Ellen will start work in London on Aug. 16 after relocating from Beirut.

Adela Suliman

We’re very pleased to announce that Adela Suliman will join The Post to become a breaking-news reporter at our hub in London, joining a team that will play a key role in our global expansion.

Adela is a multi-talented journalist who is comfortable on nearly every continent. She began her journalism career at Al Jazeera in Doha before joining the Reuters news agency in London and later the Thomson Reuters Foundation, where she covered humanitarian and climate change news. She has spent the last year on NBC News’s digital team in London covering breaking world news for an American audience. Adela has worked closely with NBC’s foreign bureaus and correspondents as well as multimedia, social-news gathering and platform teams. For the last 14 months, she has written on a wide range of subjects, including obituaries of Ruth Bader Ginsburg and the global protests in the aftermath of George Floyd’s death, along with the U.S. election, Hong Kong protests, British royal family news and anything else that happens during U.S. overnight hours.

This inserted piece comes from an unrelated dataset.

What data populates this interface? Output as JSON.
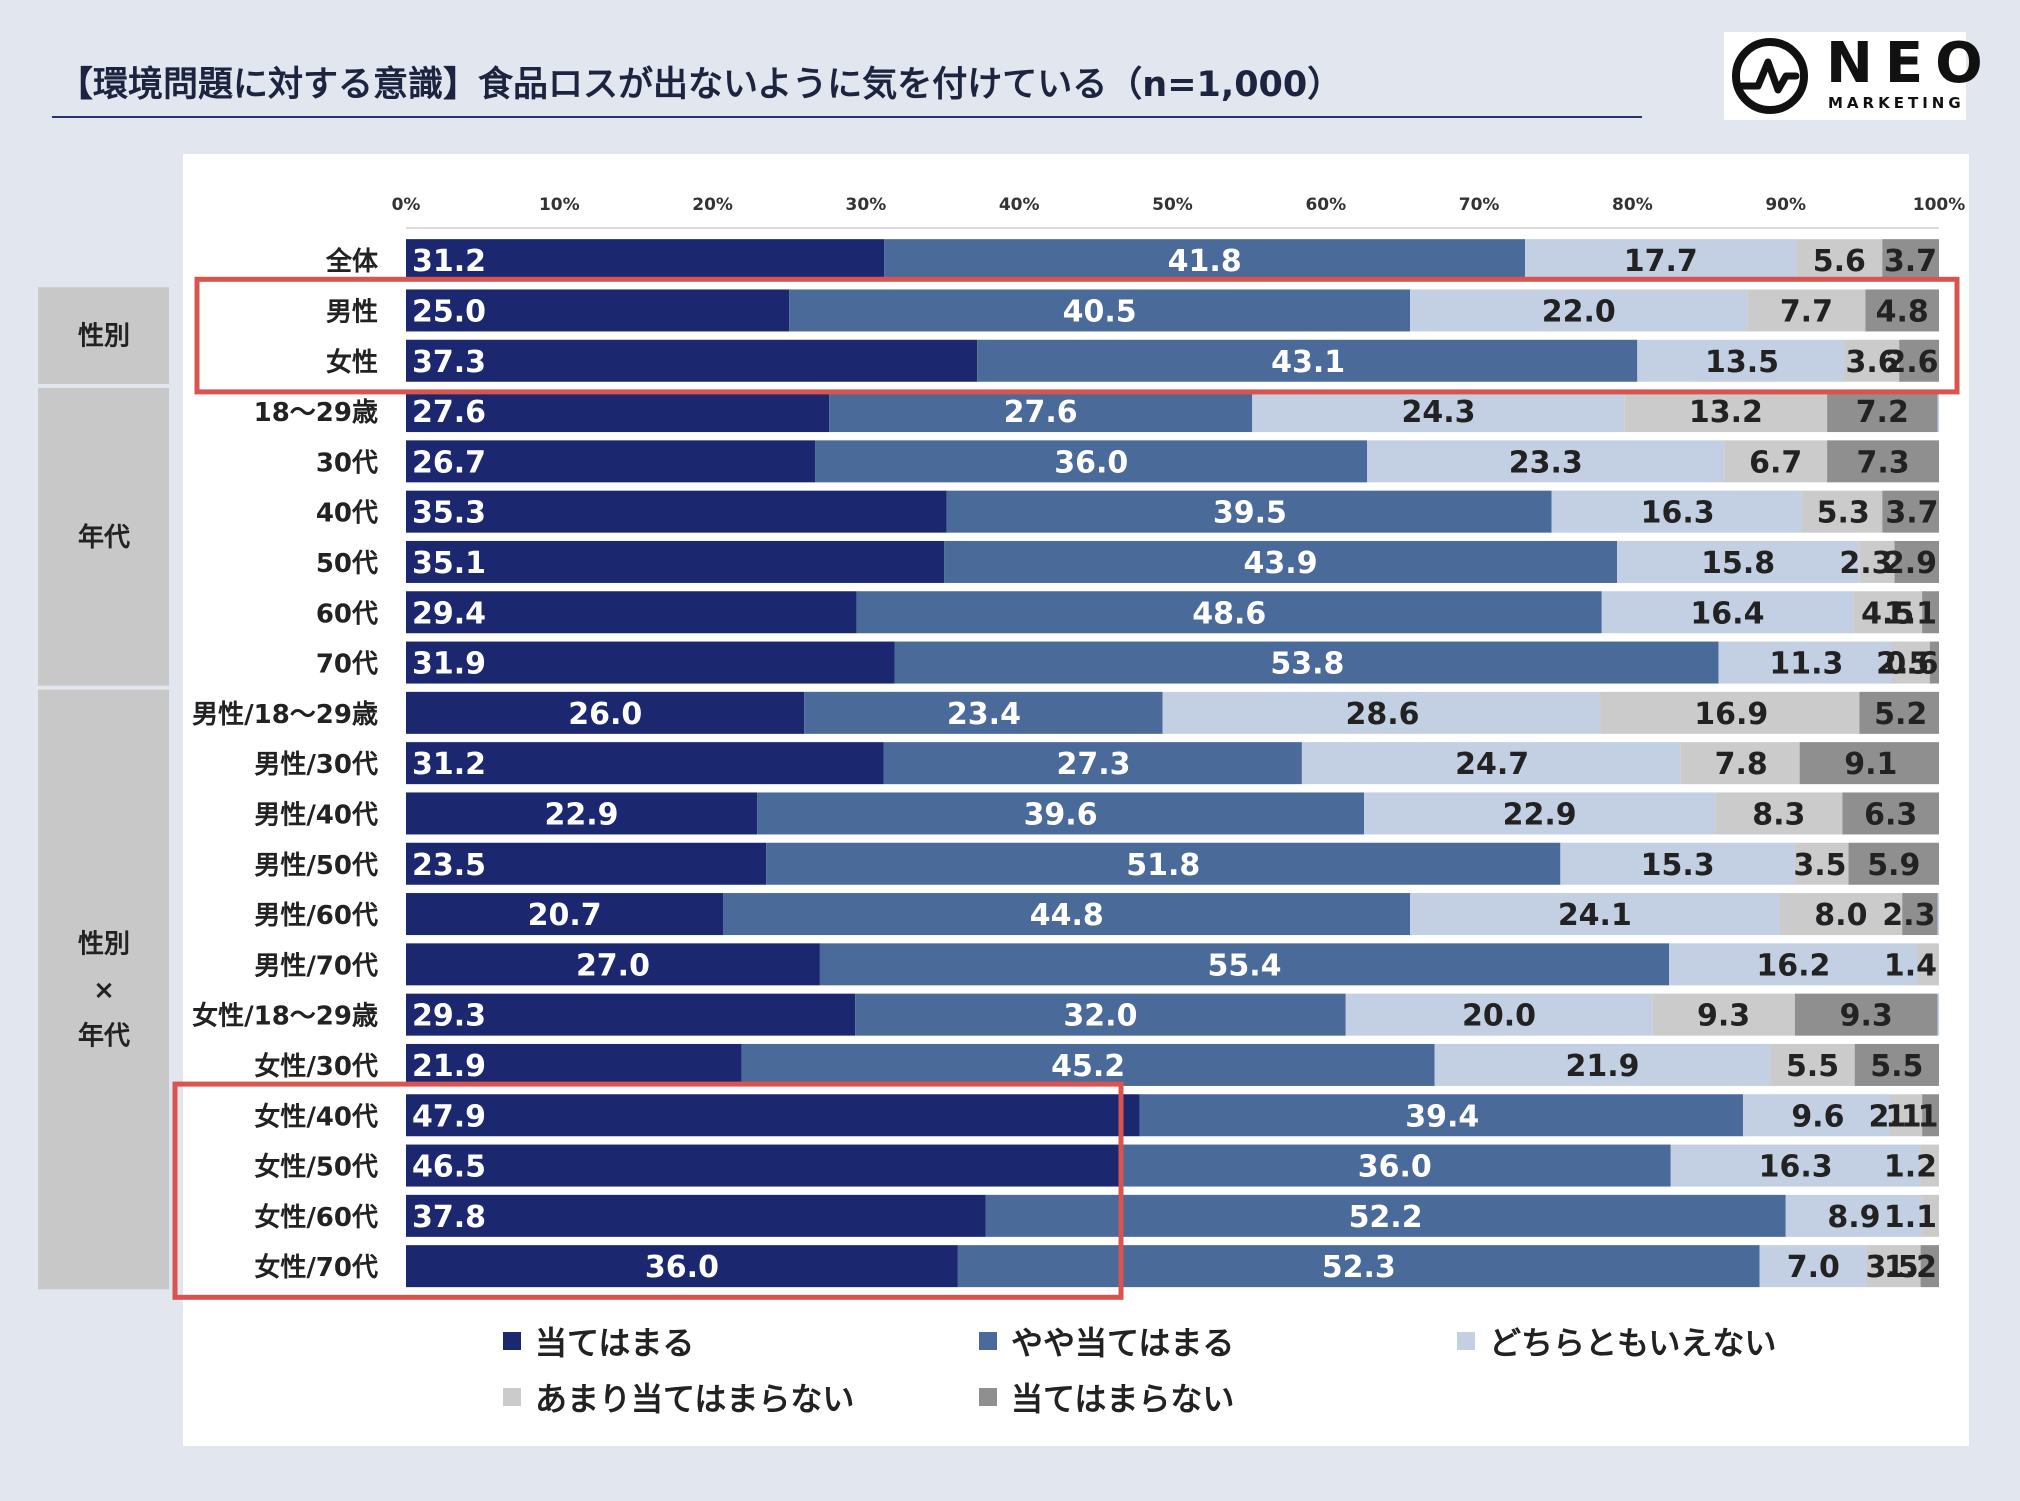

In joining the new hub in London, Adela will become part of what is becoming a global newsroom at The Post in which responsibilities are handed off from Washington to Seoul to London to deliver fast-paced, top-quality coverage to a worldwide audience. The hubs will be responsible for news wherever it breaks during overnight hours in the United States.

Adela is a graduate of the School of Oriental and African Studies (SOAS), University of London, with a degree in law, and Columbia’s Graduate School of Journalism. Before pivoting to journalism, she spent four years as an international corporate litigator for a top 20 U.K. law firm based in London, Dubai and Tripoli. She has traveled to more than 70 countries, including time as a freelancer in Libya, Sudan, and the United States; she has also reported from Kyrgyzstan, Nepal, Jordan, and much of Europe. Adela grew up in Manchester and London but also spent long stints in Khartoum, the Sudanese capital, where her father was born; in addition to her English, she is proficient in working-level Arabic.

Adela will start work in London in July.